Firmar es mostrar que el pueblo elige y votar votamos todos, pero ir a firmar con la “pereza” que eso causa porque siempre estamos atrasados o llegamos tarde o pasa el ómnibus; firmar es indispensable para poder cambiar un poquito. La falsa conciencia avanza en el camino de negar una realidad, de creernos objetivamente más de lo que somos, un somos condicionado por lo que tenemos. Así hay narcos que tienen pero no son; las apariencias vuelven a relucir en un caldo de cultivo radicalmente opuesto a la realidad de una sociedad que se hunde como plomada en la propia miseria.

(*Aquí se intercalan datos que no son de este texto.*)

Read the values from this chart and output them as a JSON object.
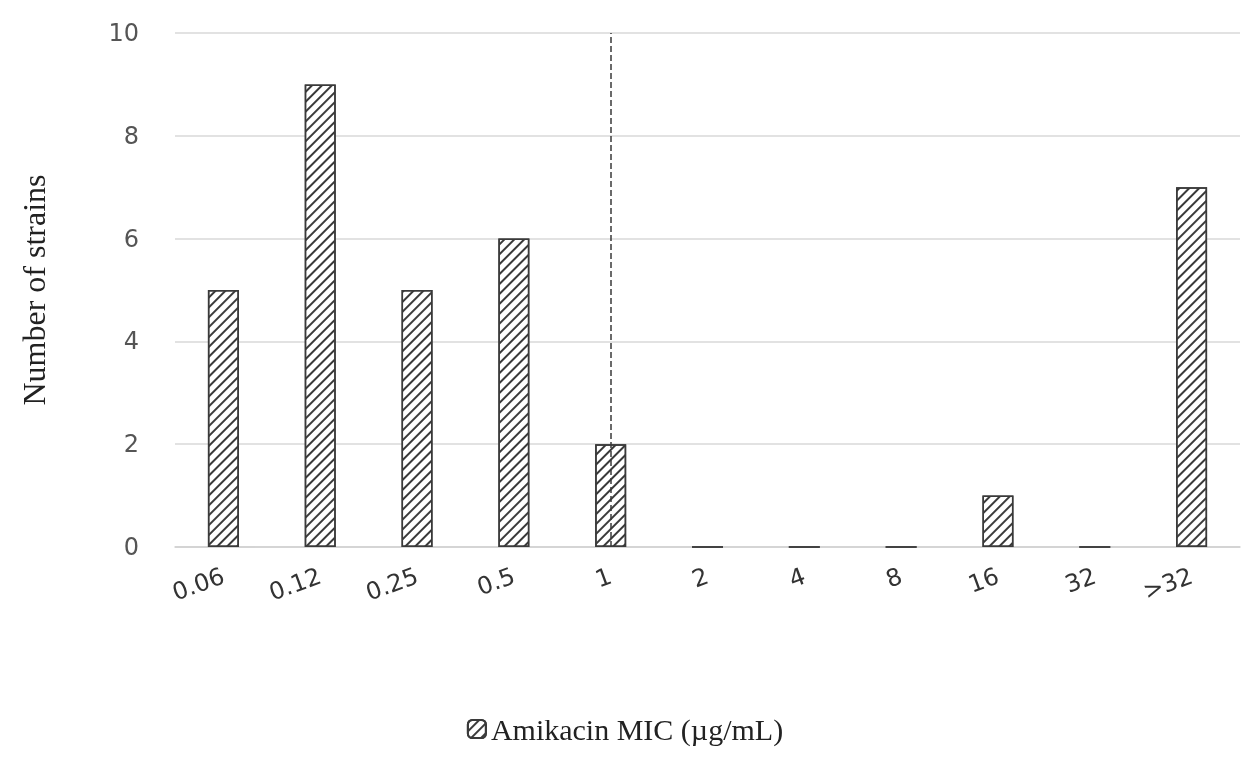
{
  "chart_data": {
    "type": "bar",
    "ylabel": "Number of strains",
    "categories": [
      "0.06",
      "0.12",
      "0.25",
      "0.5",
      "1",
      "2",
      "4",
      "8",
      "16",
      "32",
      ">32"
    ],
    "series": [
      {
        "name": "Amikacin MIC (µg/mL)",
        "color": "#3a3a3a",
        "values": [
          5,
          9,
          5,
          6,
          2,
          0,
          0,
          0,
          1,
          0,
          7
        ]
      }
    ],
    "ylim": [
      0,
      10
    ],
    "yticks": [
      0,
      2,
      4,
      6,
      8,
      10
    ],
    "grid": "y",
    "legend": "bottom",
    "ref_lines": [
      {
        "axis": "x",
        "value": "1",
        "label": null,
        "color": "#3a3a3a",
        "line_style": "dashed"
      }
    ]
  }
}
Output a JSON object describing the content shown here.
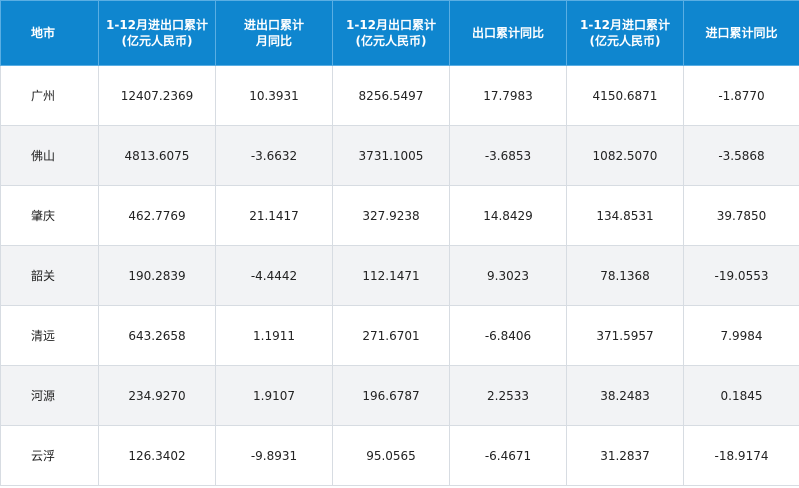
{
  "chart_data": {
    "type": "table",
    "columns": [
      {
        "line1": "地市",
        "line2": ""
      },
      {
        "line1": "1-12月进出口累计",
        "line2": "(亿元人民币)"
      },
      {
        "line1": "进出口累计",
        "line2": "月同比"
      },
      {
        "line1": "1-12月出口累计",
        "line2": "(亿元人民币)"
      },
      {
        "line1": "出口累计同比",
        "line2": ""
      },
      {
        "line1": "1-12月进口累计",
        "line2": "(亿元人民币)"
      },
      {
        "line1": "进口累计同比",
        "line2": ""
      }
    ],
    "rows": [
      [
        "广州",
        "12407.2369",
        "10.3931",
        "8256.5497",
        "17.7983",
        "4150.6871",
        "-1.8770"
      ],
      [
        "佛山",
        "4813.6075",
        "-3.6632",
        "3731.1005",
        "-3.6853",
        "1082.5070",
        "-3.5868"
      ],
      [
        "肇庆",
        "462.7769",
        "21.1417",
        "327.9238",
        "14.8429",
        "134.8531",
        "39.7850"
      ],
      [
        "韶关",
        "190.2839",
        "-4.4442",
        "112.1471",
        "9.3023",
        "78.1368",
        "-19.0553"
      ],
      [
        "清远",
        "643.2658",
        "1.1911",
        "271.6701",
        "-6.8406",
        "371.5957",
        "7.9984"
      ],
      [
        "河源",
        "234.9270",
        "1.9107",
        "196.6787",
        "2.2533",
        "38.2483",
        "0.1845"
      ],
      [
        "云浮",
        "126.3402",
        "-9.8931",
        "95.0565",
        "-6.4671",
        "31.2837",
        "-18.9174"
      ]
    ]
  }
}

Revisitando a Eduardo Galeano la historia de las minas de Potosí son vivos relatos de la historia del capitalismo puro y clásico. Básicamente, seguimos explotando al “gil” laburante, al que se despierta temprano, al que va a trabajar desdeñando la escarcha o el calor; al que el ómnibus no le frena en la parada o se olvida de él. Somos materia prima, como la plata de Potosí, que nos exprimen y luego de nosotros no hay mayores comentarios. Es colonialidad en un sentido puro y duro y tan evidente que no nos damos cuenta.
La sabiduría del simple envejecimiento, del acto y del mero hecho de vivir, le otorga la razón o a al menos un espacio de escucha aquellos más grandes. Y hemos escuchado, nosotros los “no viejos”, y hemos aprendido a tal punto que firmamos porque queremos hacerlo. Firmar es incorporar la voluntad de realidad, de honestidad y de sincerarse. Eso duele, ese sinceramiento duele. Pero el dolor pasa, las enseñanzas quedan pero firmar y ayudar a que la proporción más grande del país, de este “pequeño país” solo se combate con una lapicera y una firma. Yo voy a firmar porque entendí mi condición de clase y no voy a tener una falsa conciencia.